Oleh: Nurani Fitrian Azzahra/232111204/HES
Membaca buku Sosiologi Hukum karya Aris Prio Agus Santoso membuka mata saya terhadap satu hal penting: hukum tidak pernah berdiri sendiri. Ia tumbuh dari norma, budaya, dan nilai yang hidup dalam masyarakat. Buku ini secara gamblang menjelaskan bahwa pendekatan sosiologis terhadap hukum bukan hanya penting, tetapi sangat relevan, khususnya dalam konteks masyarakat Islam Indonesia yang terus bergerak dan berubah.
Hukum sebagai Produk Sosial
Penulis buku ini menekankan bahwa hukum bukan sekadar kumpulan pasal, melainkan refleksi dari masyarakat yang melahirkannya. Ini berarti hukum seharusnya tidak hanya memerintah dari atas, tetapi juga mendengarkan dari bawah.
Dalam masyarakat Islam Indonesia, banyak nilai sosial yang dipengaruhi oleh ajaran agama. Maka wajar jika masyarakat menjadikan hukum Islam sebagai rujukan moral, meskipun yang berlaku secara resmi adalah hukum negara. Perbedaan ini kadang memicu ketegangan, seperti terlihat dalam kasus perda syariah, kebebasan berpakaian, atau pernikahan usia dini.
Kita tidak bisa menutup mata dari kenyataan bahwa sebagian regulasi daerah didorong oleh semangat menegakkan syariah. Namun pendekatan sosiologi hukum membantu kita melihat bahwa ini bukan sekadar soal formalisasi agama, tetapi juga ekspresi identitas dan aspirasi masyarakat.
Meski begitu, hukum negara juga harus tetap menjamin hak konstitusional semua warga negara, tak terkecuali yang berbeda keyakinan.

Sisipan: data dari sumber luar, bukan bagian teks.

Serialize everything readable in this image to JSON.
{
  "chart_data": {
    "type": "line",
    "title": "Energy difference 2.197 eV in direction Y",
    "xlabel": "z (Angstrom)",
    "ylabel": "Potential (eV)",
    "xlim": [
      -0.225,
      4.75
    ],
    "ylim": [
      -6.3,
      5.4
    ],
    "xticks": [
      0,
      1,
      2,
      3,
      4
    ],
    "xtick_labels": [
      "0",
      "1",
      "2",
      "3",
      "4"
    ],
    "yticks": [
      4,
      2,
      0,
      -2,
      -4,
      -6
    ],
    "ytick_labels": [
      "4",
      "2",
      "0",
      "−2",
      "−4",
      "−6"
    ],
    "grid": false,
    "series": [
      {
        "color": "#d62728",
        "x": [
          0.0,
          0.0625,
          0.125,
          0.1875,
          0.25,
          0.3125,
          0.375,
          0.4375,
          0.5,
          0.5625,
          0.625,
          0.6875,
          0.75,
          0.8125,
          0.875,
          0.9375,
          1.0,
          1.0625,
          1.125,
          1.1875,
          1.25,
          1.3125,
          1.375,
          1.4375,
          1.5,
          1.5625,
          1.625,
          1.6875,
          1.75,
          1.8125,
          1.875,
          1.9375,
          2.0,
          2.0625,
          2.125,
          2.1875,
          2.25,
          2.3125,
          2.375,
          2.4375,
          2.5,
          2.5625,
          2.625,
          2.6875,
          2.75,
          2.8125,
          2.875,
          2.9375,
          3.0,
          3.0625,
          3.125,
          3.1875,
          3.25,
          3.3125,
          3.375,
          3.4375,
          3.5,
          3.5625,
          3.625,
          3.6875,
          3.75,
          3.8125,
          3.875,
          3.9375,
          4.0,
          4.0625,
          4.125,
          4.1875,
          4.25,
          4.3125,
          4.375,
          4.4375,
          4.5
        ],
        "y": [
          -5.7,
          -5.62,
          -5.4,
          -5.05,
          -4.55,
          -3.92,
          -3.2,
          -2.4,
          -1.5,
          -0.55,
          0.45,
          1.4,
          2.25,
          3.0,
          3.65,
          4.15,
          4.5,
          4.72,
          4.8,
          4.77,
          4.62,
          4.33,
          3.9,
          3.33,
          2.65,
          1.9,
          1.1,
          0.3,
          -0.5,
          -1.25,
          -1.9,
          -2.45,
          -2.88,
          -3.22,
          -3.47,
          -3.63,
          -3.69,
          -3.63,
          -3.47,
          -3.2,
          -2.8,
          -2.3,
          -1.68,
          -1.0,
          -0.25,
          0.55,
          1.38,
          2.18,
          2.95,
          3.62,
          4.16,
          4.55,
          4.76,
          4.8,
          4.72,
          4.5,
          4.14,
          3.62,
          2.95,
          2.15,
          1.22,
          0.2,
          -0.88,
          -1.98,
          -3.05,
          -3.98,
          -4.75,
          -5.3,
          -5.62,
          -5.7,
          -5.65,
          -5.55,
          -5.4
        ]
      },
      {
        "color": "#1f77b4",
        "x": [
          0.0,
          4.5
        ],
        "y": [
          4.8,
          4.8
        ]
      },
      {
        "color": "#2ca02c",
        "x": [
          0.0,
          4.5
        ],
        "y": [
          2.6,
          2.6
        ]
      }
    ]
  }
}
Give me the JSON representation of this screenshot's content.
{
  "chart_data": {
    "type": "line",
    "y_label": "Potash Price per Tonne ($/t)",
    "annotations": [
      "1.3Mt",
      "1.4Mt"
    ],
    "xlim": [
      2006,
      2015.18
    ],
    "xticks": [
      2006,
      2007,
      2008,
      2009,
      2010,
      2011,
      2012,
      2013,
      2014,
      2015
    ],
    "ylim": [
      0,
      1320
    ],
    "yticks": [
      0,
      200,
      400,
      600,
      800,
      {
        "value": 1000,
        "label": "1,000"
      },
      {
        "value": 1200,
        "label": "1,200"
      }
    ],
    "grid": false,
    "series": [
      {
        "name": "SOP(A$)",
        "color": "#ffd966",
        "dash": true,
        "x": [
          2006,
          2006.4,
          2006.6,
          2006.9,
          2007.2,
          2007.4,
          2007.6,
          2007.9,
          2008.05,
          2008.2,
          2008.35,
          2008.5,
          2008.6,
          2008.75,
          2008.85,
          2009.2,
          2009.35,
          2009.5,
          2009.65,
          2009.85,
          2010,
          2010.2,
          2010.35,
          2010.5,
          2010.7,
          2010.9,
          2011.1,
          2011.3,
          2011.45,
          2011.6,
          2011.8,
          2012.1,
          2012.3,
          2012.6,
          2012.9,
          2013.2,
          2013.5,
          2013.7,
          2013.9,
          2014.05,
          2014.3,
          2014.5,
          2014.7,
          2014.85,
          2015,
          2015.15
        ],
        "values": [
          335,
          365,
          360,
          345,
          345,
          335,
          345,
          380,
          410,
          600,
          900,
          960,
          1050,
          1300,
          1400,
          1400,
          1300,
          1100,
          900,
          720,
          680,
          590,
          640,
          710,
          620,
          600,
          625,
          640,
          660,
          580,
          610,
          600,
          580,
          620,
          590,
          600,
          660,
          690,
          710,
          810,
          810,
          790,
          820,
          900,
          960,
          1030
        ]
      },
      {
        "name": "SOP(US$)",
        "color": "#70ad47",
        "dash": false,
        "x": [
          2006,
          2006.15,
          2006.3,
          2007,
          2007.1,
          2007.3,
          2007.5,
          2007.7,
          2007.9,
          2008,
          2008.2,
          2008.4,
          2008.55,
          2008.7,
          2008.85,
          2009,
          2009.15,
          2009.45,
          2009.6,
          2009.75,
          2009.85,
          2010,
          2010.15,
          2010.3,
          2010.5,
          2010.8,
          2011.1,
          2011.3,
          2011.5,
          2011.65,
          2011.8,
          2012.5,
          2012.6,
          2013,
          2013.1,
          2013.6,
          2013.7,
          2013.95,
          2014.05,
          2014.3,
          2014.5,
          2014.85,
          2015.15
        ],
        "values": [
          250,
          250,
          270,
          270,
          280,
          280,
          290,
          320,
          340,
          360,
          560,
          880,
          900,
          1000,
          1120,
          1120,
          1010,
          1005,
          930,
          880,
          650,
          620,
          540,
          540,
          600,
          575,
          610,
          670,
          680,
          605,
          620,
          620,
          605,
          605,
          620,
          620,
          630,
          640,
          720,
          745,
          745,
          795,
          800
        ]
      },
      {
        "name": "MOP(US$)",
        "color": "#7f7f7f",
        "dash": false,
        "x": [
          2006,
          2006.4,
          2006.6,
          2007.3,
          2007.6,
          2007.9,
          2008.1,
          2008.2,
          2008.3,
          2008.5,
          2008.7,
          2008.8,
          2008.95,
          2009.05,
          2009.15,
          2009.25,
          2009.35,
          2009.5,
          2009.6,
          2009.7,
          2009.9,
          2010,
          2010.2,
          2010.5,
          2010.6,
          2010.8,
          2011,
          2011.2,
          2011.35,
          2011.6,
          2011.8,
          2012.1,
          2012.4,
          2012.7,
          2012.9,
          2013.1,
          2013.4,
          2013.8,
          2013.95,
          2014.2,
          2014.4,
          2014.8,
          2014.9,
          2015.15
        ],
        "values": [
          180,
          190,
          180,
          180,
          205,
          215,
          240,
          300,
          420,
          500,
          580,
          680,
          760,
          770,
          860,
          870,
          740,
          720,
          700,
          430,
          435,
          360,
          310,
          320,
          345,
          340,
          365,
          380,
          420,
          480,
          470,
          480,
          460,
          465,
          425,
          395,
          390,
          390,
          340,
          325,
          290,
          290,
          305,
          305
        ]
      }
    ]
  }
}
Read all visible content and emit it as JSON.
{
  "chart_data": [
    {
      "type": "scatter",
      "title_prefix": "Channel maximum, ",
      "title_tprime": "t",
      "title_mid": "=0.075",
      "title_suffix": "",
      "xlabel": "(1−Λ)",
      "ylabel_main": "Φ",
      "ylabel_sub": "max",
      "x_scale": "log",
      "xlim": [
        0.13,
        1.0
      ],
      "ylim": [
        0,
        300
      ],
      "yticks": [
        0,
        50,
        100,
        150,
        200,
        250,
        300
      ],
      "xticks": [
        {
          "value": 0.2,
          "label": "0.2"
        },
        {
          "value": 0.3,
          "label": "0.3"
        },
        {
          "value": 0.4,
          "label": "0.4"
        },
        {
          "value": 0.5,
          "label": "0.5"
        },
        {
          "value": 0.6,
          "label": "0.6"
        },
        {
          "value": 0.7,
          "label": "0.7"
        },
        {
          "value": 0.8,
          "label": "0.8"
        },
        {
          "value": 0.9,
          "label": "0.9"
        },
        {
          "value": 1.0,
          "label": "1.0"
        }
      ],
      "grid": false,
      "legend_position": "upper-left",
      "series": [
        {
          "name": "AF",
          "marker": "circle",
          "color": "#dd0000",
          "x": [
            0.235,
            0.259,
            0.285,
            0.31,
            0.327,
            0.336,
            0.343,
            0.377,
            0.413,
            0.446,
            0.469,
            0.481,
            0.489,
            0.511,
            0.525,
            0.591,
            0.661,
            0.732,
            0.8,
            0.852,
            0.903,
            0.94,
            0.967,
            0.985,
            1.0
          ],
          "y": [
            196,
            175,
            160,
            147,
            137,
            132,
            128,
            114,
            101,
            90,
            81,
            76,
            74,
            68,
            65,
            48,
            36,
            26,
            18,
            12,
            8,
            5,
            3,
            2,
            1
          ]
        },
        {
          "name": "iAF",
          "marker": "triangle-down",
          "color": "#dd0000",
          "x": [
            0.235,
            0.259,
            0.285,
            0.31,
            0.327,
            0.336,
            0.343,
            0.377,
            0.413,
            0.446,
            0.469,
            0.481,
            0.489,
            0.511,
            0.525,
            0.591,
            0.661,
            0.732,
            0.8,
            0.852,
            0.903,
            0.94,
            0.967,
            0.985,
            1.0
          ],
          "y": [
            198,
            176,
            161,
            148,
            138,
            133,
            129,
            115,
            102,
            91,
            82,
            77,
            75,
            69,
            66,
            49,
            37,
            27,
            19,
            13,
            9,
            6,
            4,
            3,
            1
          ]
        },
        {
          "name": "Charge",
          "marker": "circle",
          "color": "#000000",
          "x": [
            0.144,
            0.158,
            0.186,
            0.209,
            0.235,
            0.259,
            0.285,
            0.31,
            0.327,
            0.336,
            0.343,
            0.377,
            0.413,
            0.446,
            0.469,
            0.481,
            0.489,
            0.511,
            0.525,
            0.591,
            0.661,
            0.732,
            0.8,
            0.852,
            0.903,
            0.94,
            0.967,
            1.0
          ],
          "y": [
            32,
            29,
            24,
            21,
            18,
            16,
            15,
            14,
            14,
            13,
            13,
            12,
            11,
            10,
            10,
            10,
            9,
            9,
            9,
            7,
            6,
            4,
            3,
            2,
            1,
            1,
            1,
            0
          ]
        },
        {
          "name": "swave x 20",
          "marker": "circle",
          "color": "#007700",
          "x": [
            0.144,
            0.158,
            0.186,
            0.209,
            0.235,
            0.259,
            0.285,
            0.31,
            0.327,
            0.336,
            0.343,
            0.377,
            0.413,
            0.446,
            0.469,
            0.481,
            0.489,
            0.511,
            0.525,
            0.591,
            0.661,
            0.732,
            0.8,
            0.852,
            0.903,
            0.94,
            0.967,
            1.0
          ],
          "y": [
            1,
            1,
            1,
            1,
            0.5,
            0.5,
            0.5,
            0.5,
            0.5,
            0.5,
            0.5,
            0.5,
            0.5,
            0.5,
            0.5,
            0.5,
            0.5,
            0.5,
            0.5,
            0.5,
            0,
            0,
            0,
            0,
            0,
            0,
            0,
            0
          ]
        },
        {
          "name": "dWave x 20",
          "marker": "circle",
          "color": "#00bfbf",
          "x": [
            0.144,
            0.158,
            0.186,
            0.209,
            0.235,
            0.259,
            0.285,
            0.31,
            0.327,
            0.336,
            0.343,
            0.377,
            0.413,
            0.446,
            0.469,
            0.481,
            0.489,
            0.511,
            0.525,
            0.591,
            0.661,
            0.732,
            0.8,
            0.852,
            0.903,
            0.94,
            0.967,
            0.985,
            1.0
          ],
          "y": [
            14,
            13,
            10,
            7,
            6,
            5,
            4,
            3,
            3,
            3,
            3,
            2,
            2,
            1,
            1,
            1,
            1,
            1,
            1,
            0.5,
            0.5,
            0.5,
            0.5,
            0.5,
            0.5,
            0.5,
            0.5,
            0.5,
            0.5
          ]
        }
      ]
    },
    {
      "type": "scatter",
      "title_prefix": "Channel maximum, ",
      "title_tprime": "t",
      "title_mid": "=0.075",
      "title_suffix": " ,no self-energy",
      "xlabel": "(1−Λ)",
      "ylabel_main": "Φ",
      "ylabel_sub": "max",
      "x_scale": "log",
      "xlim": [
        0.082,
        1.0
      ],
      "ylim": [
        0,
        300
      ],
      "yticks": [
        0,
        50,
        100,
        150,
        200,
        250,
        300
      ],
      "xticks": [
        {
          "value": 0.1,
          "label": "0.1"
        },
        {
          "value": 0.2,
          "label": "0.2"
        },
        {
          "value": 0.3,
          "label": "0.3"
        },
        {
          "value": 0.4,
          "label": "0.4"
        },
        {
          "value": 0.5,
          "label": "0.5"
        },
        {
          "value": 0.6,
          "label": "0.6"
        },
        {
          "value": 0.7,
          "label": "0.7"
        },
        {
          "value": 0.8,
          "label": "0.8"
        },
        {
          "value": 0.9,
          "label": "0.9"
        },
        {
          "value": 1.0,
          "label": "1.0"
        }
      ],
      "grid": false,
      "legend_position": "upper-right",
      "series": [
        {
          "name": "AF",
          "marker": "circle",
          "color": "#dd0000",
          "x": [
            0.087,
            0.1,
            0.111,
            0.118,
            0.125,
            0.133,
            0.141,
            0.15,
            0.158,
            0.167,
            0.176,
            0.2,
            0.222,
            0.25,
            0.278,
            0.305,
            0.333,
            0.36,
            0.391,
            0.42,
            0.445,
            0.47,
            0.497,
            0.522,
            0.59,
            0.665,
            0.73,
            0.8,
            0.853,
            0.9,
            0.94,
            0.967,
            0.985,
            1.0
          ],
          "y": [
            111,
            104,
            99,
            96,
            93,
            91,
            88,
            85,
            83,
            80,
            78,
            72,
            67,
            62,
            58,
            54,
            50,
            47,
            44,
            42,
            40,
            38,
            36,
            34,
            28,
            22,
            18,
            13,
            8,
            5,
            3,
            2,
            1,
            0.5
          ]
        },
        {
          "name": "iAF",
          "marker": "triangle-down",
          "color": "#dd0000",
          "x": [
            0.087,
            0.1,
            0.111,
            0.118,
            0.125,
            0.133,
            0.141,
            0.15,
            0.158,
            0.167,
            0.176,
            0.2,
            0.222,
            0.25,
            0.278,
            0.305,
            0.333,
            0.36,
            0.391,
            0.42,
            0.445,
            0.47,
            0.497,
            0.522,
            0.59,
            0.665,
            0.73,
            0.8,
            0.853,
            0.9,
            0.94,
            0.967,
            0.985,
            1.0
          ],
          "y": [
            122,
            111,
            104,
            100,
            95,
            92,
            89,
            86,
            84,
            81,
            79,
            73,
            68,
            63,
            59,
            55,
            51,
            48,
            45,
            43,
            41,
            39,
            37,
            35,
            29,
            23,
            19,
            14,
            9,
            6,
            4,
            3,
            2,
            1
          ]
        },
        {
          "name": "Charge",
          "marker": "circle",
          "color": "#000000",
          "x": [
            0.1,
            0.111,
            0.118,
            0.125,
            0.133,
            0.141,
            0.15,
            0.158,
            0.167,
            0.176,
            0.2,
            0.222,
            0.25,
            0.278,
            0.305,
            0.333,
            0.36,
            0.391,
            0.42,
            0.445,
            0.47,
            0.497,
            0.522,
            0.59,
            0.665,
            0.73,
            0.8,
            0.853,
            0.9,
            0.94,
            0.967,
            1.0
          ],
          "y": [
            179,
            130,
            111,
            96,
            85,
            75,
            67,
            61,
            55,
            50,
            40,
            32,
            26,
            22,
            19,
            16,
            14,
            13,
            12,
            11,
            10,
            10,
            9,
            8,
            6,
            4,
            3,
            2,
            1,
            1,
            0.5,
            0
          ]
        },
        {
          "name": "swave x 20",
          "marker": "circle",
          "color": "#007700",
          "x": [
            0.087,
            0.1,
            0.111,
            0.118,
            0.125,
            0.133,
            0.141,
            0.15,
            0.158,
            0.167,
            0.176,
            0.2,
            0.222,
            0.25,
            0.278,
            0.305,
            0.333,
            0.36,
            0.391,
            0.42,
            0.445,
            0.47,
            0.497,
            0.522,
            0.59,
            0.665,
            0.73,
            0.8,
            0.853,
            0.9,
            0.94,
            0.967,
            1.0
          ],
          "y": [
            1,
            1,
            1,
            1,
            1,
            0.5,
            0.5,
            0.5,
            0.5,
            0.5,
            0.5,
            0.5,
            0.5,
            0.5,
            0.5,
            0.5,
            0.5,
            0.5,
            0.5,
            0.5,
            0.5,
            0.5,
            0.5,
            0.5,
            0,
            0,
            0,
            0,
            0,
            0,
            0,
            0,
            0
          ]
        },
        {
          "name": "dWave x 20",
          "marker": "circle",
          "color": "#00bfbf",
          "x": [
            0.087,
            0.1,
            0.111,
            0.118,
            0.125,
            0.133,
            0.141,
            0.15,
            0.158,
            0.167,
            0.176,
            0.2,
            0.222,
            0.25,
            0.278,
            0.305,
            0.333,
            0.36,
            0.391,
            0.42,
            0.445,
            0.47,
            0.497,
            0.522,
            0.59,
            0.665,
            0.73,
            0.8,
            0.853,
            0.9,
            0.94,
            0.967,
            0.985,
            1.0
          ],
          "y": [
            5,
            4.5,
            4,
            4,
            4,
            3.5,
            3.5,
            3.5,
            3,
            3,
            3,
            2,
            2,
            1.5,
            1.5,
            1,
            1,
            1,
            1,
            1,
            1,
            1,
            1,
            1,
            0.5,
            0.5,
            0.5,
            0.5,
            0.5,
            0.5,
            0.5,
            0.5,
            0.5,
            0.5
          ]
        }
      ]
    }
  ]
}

Maka diperlukan dialog: antara nilai agama dan prinsip negara hukum; antara tradisi dan perubahan; antara komunitas dan individu.
Tantangan Generasi Muda dan Relevansi Hukum
Generasi muda Muslim Indonesia kini tumbuh dalam arus globalisasi dan digitalisasi. Mereka tidak hanya hidup dengan nilai-nilai lama, tetapi juga terbuka terhadap nilai-nilai baru. Dalam konteks ini, hukum harus mampu menyesuaikan diri agar tidak tertinggal zaman—tanpa kehilangan esensi keadilan dan moralitas.
Inspirasi dari buku ini sangat jelas: hukum yang tidak adaptif akan ditinggalkan masyarakat. Sebaliknya, hukum yang membuka ruang dialog akan lebih kuat karena ia relevan dan kontekstual.